Since then Weber, like many others, has outsourced manufacturing of more product lines. Things change, but we believe Weber's commitment to quality and innovation has not.
The biggest barrier for many folks is price. Webers are not cheap, but when you consider that they last decades, the price is easy to justify. Many some cheap grills fall apart after three years or so.
Our main complaint: All Webers have the obligatory bi-metal dial thermometer in the hood that gives you a ballpark reading of what the temperature is high above the meat. Since we cook on the grates, though, it's always better to bring your own digital thermometer and place a probe there. It appears this is beginning to change as Weber enters a new era of digital technology and software based products.
Weber gas grills are simply the gold standard. Designed intelligently with attention to details and built to last, they look good, work beautifully, and almost never break down. If they do, Weber is known for great customer service and for carrying an inventory of parts on models from years gone by. Meathead owned a Genesis for 15-years and can testify from experience.
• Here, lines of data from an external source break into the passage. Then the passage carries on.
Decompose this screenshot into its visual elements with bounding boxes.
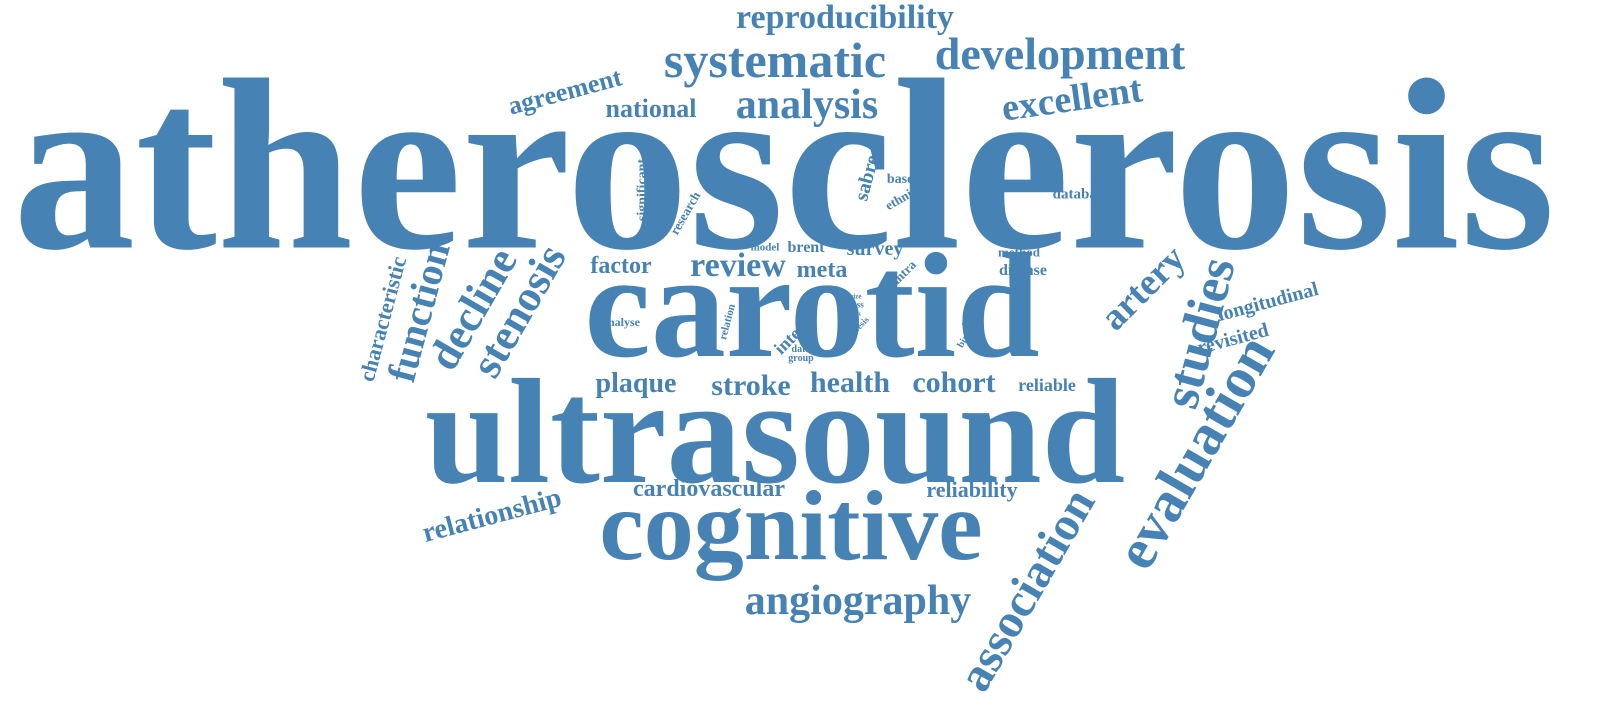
word-analyse: analyse (601, 315, 641, 329)
word-meta: meta (796, 257, 848, 283)
word-disease: disease (999, 262, 1047, 279)
word-group: group (788, 353, 814, 364)
word-reproducibility: reproducibility (736, 0, 954, 36)
word-cohort: cohort (912, 366, 996, 399)
word-national: national (605, 94, 697, 123)
word-plaque: plaque (595, 368, 677, 399)
word-development: development (934, 28, 1186, 79)
word-ass: ass (852, 299, 864, 310)
word-database: database (1052, 186, 1110, 203)
word-cognitive: cognitive (599, 470, 983, 581)
word-significant: significant (635, 158, 650, 222)
word-stroke: stroke (711, 369, 791, 402)
word-atherosclerosis: atherosclerosis (12, 29, 1556, 301)
word-brent: brent (787, 239, 825, 256)
word-factor: factor (590, 253, 652, 279)
word-review: review (690, 247, 786, 284)
word-ultrasound: ultrasound (424, 349, 1126, 515)
word-survey: survey (846, 238, 904, 260)
word-systematic: systematic (663, 32, 887, 88)
word-size: size (850, 292, 862, 301)
word-risk: risk (849, 309, 861, 318)
word-data: data (791, 344, 811, 355)
word-health: health (809, 366, 891, 399)
word-reliability: reliability (926, 477, 1018, 502)
word-method: method (998, 244, 1040, 260)
word-reliable: reliable (1018, 375, 1076, 395)
word-based: based (886, 172, 922, 187)
word-cardiovascular: cardiovascular (633, 476, 785, 502)
word-model: model (750, 241, 780, 254)
word-carotid: carotid (584, 223, 1040, 389)
word-angiography: angiography (744, 578, 972, 624)
word-analysis: analysis (735, 82, 879, 128)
All their burners are quality stainless steel, have a long life expectancy, and they come with electronic ignitions. The body is heavy. The casters are sturdy and lock solid. Nothing wobbles on Webers. The grease drip pans are easy to access from the front, not the back as with many other grills. Except for the portable/compact Q line, all models hold the propane tank inside the enclosed cart, and can be adapted for natural gas. They have smaller vents in the hood than most gassers which means they retain more heat than grills with more BTUs.
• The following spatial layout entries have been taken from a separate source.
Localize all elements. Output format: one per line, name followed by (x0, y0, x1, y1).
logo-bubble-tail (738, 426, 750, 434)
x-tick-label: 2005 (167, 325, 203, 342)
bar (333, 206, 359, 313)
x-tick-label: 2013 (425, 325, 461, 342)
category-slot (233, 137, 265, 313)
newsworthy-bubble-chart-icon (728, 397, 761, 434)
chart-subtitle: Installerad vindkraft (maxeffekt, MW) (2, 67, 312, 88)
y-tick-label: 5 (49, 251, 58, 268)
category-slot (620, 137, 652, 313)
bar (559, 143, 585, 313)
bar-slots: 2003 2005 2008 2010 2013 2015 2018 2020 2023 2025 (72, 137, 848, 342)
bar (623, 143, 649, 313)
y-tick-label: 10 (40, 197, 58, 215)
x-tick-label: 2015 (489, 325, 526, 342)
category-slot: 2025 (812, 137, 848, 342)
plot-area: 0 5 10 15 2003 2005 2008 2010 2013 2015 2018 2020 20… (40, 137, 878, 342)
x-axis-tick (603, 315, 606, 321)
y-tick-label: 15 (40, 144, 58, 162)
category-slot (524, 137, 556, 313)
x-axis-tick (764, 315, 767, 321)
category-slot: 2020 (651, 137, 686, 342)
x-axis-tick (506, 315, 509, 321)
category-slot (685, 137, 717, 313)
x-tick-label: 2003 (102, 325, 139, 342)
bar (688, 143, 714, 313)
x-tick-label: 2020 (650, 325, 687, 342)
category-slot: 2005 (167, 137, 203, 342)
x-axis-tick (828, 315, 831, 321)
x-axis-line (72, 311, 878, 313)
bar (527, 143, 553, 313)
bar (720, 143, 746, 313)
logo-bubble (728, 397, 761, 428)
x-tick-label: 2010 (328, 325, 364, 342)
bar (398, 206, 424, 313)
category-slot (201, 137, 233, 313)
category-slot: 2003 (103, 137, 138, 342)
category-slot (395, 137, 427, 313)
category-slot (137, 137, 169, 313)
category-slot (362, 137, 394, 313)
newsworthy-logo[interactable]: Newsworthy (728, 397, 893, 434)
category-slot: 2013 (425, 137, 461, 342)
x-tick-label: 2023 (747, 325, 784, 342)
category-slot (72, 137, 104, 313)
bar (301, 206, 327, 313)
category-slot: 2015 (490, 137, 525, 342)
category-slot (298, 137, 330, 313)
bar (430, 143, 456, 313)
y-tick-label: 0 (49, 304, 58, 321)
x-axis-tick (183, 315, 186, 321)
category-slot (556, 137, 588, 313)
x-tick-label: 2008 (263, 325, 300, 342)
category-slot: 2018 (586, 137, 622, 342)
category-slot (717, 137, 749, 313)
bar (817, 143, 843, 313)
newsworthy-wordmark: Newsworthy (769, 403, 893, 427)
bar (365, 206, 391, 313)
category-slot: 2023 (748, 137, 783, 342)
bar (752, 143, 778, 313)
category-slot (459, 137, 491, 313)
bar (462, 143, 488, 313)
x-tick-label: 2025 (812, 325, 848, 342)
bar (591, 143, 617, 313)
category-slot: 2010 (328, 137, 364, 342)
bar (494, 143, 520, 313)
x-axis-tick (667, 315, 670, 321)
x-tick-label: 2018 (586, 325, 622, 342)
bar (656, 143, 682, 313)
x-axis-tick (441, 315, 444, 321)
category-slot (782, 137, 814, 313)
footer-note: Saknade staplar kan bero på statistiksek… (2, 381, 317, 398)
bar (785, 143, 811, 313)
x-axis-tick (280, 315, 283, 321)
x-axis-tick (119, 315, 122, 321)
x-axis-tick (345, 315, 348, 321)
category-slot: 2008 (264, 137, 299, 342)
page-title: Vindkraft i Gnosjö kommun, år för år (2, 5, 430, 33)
All have inverted V shaped "flavorizer" bars that cover and protect the burners while vaporizing drips and turning them into flavor that gets back up onto the meat. Except for the Q line, all either come with a rotisserie or you can order one as a factory accessory.
Weber gas grills come in four basic flavors, Q, Spirit, Genesis II, and Summit, each with several configurations. Models starting with an "E" are built with Weber's sturdy porcelainized enamel coated steel, and those starting with an "S" are mostly stainless steel.
Much has been made of 430 and 304 stainless steel: the two most popular grades used by grill manufacturers. Many other inexpensive brands use very thin, low cost 430 stainless to get that shiny showroom floor look. Premium grill makers tout their use of higher quality, higher priced 304 stainless. At some point, Weber decided to switch from 304 to 430. Although 304 is superior, 430 can work just fine if it is a thick gauge like Weber uses, but it is not as durable and one has to expect the life of the grill will be shortened. Will this decision could come back to haunt the castle in Palatine? Only time will tell. Alas, it does not appear Weber's prices were reduced to reflect the cost savings realized with this change.